1butterflyrose's picture
1butterflyrose

Thanks lindznbroo...My inlaws are in their 50's My husband and I talk to my oldest daughter about sex, drugs etc. Without getting too explicit of course. And she didnt see anything wrong with that either. Its not like she is going to work there or dream about becoming a Hooters girl when she grows up, LOL. I was laughing at your comment about TV has more than 5 channels and husband and wife sleep in the same bed, lol. Thanks for your input. It makes me feel a lot better. I love my children and would never do anything that will put them in any danger or hurt them, I mean what the heck they act like I wouldnt die for my kids. I want the same things for my kids that they do but I just dont go about it they way they want. Time is a changing and its not 1950 anymore!!!!!

2xstepmom's picture
2xstepmom

"Its not like she is going to work there or dream about becoming a Hooters girl when she grows up, LOL."

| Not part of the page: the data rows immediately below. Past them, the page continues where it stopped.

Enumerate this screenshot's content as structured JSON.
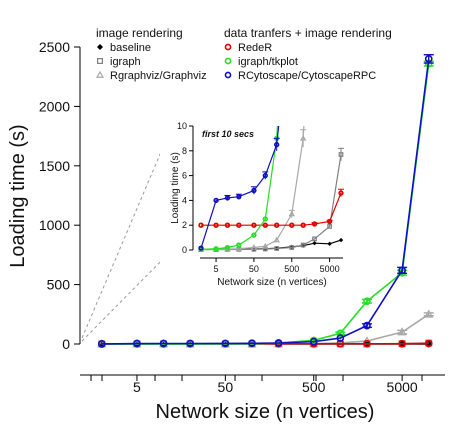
{
  "chart_data": {
    "type": "line",
    "xlabel": "Network size (n vertices)",
    "ylabel": "Loading time (s)",
    "xscale": "log",
    "xlim": [
      1,
      20000
    ],
    "ylim": [
      0,
      2500
    ],
    "x_ticks": [
      5,
      50,
      500,
      5000
    ],
    "y_ticks": [
      0,
      500,
      1000,
      1500,
      2000,
      2500
    ],
    "x_minor_ticks": [
      1,
      2,
      10,
      20,
      100,
      200,
      1000,
      2000,
      10000
    ],
    "x": [
      2,
      5,
      10,
      20,
      50,
      100,
      200,
      500,
      1000,
      2000,
      5000,
      10000
    ],
    "legend_groups": [
      {
        "title": "image rendering",
        "series": [
          0,
          1,
          2
        ]
      },
      {
        "title": "data tranfers + image rendering",
        "series": [
          3,
          4,
          5
        ]
      }
    ],
    "series": [
      {
        "name": "baseline",
        "color": "#000000",
        "marker": "diamond",
        "values": [
          0.05,
          0.05,
          0.06,
          0.07,
          0.08,
          0.1,
          0.14,
          0.25,
          0.35,
          0.55,
          0.5,
          0.8
        ],
        "errors": [
          0,
          0,
          0,
          0,
          0,
          0,
          0,
          0,
          0,
          0,
          0,
          0
        ]
      },
      {
        "name": "igraph",
        "color": "#808080",
        "marker": "square",
        "values": [
          0.03,
          0.03,
          0.04,
          0.05,
          0.06,
          0.08,
          0.12,
          0.2,
          0.4,
          0.9,
          1.9,
          7.7
        ],
        "errors": [
          0,
          0,
          0,
          0,
          0,
          0,
          0,
          0,
          0,
          0,
          0,
          0.5
        ]
      },
      {
        "name": "Rgraphviz/Graphviz",
        "color": "#a8a8a8",
        "marker": "triangle",
        "values": [
          0.05,
          0.06,
          0.07,
          0.1,
          0.2,
          0.3,
          0.8,
          2.9,
          9,
          25,
          100,
          250
        ],
        "errors": [
          0,
          0,
          0,
          0,
          0,
          0,
          0,
          0.3,
          0.7,
          3,
          15,
          12
        ]
      },
      {
        "name": "RedeR",
        "color": "#e00000",
        "marker": "circle",
        "values": [
          2.0,
          2.0,
          2.0,
          2.0,
          2.0,
          2.0,
          2.0,
          2.0,
          2.0,
          2.1,
          2.3,
          4.6
        ],
        "errors": [
          0,
          0,
          0,
          0,
          0,
          0,
          0,
          0,
          0,
          0.1,
          0.1,
          0.3
        ]
      },
      {
        "name": "igraph/tkplot",
        "color": "#22e022",
        "marker": "circle",
        "values": [
          0.05,
          0.1,
          0.2,
          0.4,
          1.2,
          2.5,
          9,
          30,
          90,
          360,
          600,
          2360
        ],
        "errors": [
          0,
          0,
          0,
          0,
          0,
          0,
          0,
          2,
          10,
          15,
          20,
          20
        ]
      },
      {
        "name": "RCytoscape/CytoscapeRPC",
        "color": "#1010c0",
        "marker": "circle",
        "values": [
          0.15,
          4.0,
          4.2,
          4.3,
          4.8,
          6.0,
          8.5,
          20,
          50,
          155,
          620,
          2400
        ],
        "errors": [
          0,
          0,
          0.2,
          0.2,
          0.3,
          0.3,
          0.5,
          2,
          5,
          15,
          25,
          35
        ]
      }
    ],
    "inset": {
      "title": "first 10 secs",
      "xlabel": "Network size (n vertices)",
      "ylabel": "Loading time (s)",
      "ylim": [
        0,
        10
      ],
      "y_ticks": [
        0,
        2,
        4,
        6,
        8,
        10
      ],
      "x_ticks": [
        5,
        50,
        500,
        5000
      ]
    }
  }
}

This made me smile because my daughter did work at Hooters for a short time when she turned 19. (One customer too many made comments about her body and she quit. I said "What did you think was going to happen there?!!!)

When she as a teen, we took my daughter and her friends to many Hard Rock Cafe's and many rock concerts. We also talked to her very openly and she was a great teenager and fairly good young adult. Now at 25, she (and her 31 y/o married brother) is a stick in the mud! My husband and I go out more than they do!

If you protect your children too much, they just want to do whatever they were not allowed to do. You being willing to go with them shows you are great parents. Continue to have fun with your children! It goes by fast and you will have a lot of terrific memories to share. Your in laws had the chance to raise their children the way they saw fit and now it is your turn to raise YOURS!

concerned mom's picture
concerned mom

Just curious how old your other children were at the time you went to Bone Daddys. I personally wldn't bring my kids to a place like that at 14, but I don't think it's the end of the world that you did. It's not like it's going to damage them for life or anything. I think your in-laws definitely need to keep their comments to themselves. In the future, don't tell them these things if you don't want to hear their opinions about them. They're your children, not your in-laws'.